Even as the reputed racist and anti-Semite Steve Bannon replaces the Chairman of the Joint Chiefs of Staff at the circle of national security, someone wants to coo in your ear that you are special. It is a whisper that you, yes you, are beloved.
The new President signed an order that instigated chaos at airports around the world. It violated our Constitution and longstanding tradition of welcome, and also gave those predisposed to dislike us anyway, another reason to see the United States as a renegade hostile world power. Even so, and still, you need to tell that someone you love, that he or she lines the trellis of your heart with blossoms of affection and joy.
It is true that healthcare for twenty million people is hanging by a wire above a dark void. It is held there with cruelty by a Republican majority of legislators, who have proven over and over and over again to be guided by either malevolent hearts or harebrained ideology that leads to disaster for most and riches for few. Nonetheless, beneath and within the outrage, we need to breathe slowly and see the small swatches of beauty budding in acts of kindness between strangers.
While I am a (large) white, Anglo-Saxon, Christian, heterosexual, middleclass male, and so one of the less vulnerable among us, these days of outrage shake my faith and rattle my persistently hopeful theology. Still, like you, I need to pause and look at the ones I love. I need to see the warm shades of humanity in the iris of their eyes. I need to feel the warm softness of their skin. I need to stand within the radiance of their body’s energy, feel their chi circulating, and even reaching out to touch mine.

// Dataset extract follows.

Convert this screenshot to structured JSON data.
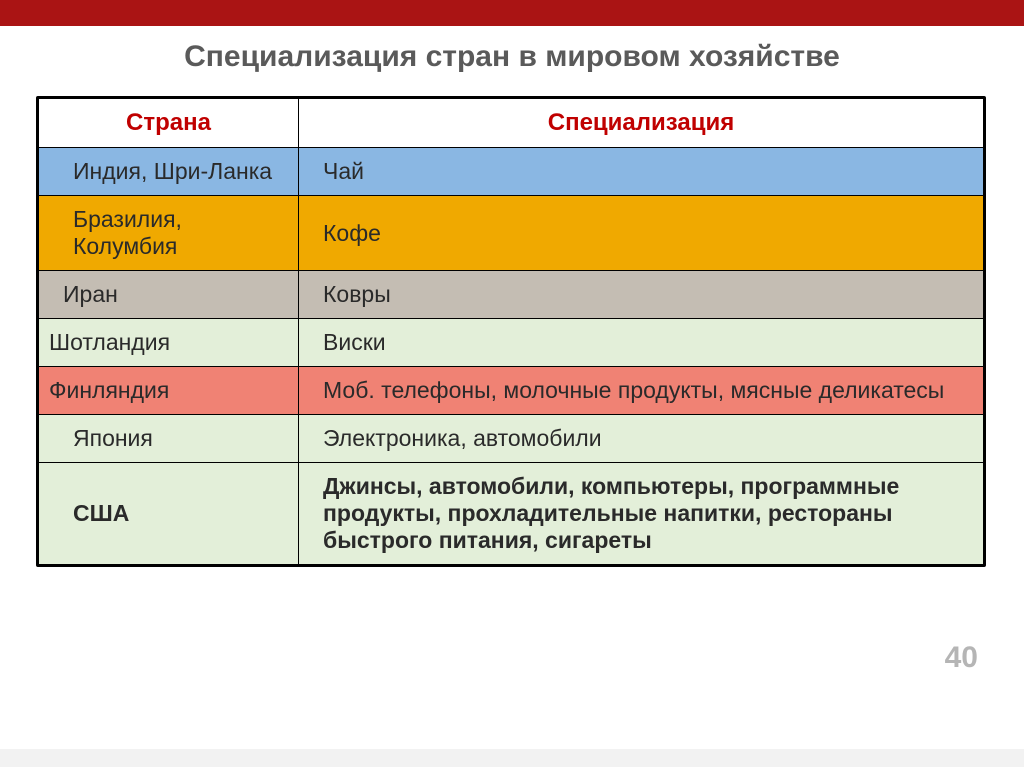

As ugliness imbues the institutions of government, even more do we need to look strangers in the eye, open the windows of our soul, and make them strangers no more. One at a time an acquaintance becomes a friend, building relational allies that buttress us against official rhetoric espousing fear and prejudice. Thus, our hearts remain open even as officials and their policies snarl hatefully around us.
In this devastatingly gray winter, a burst of sun from between the clouds ignites relief and evokes the pleasure of a random deep breath. In the dark, the smallest flicker from the littlest candle sheds enough light to show the way. Touching and being touched by those we love restores us in times like these. Soft words, whispered or gently intoned, conveying fondness to someone we like, buoys them and us as we swim toward hope. Simple, unexpected, even nonverbal acts of kindness energize the giver and the receiver alike, in these times when so much service and advocacy are required from us.
In these days of outrage, touching one another with our eyes, standing close when it is invited, offering encouragement, sharing affection, reiterating support and respect, opening an acquaintance to become a friendship, treating the other as beloved, finding quiet and gentle ways to affirm one another, are all small acts of love with deeply graceful impact. Take a deep breath, and conjure up your next opportunity to practice a small act of love.
In these days of outrage, take a deep breath and practice love.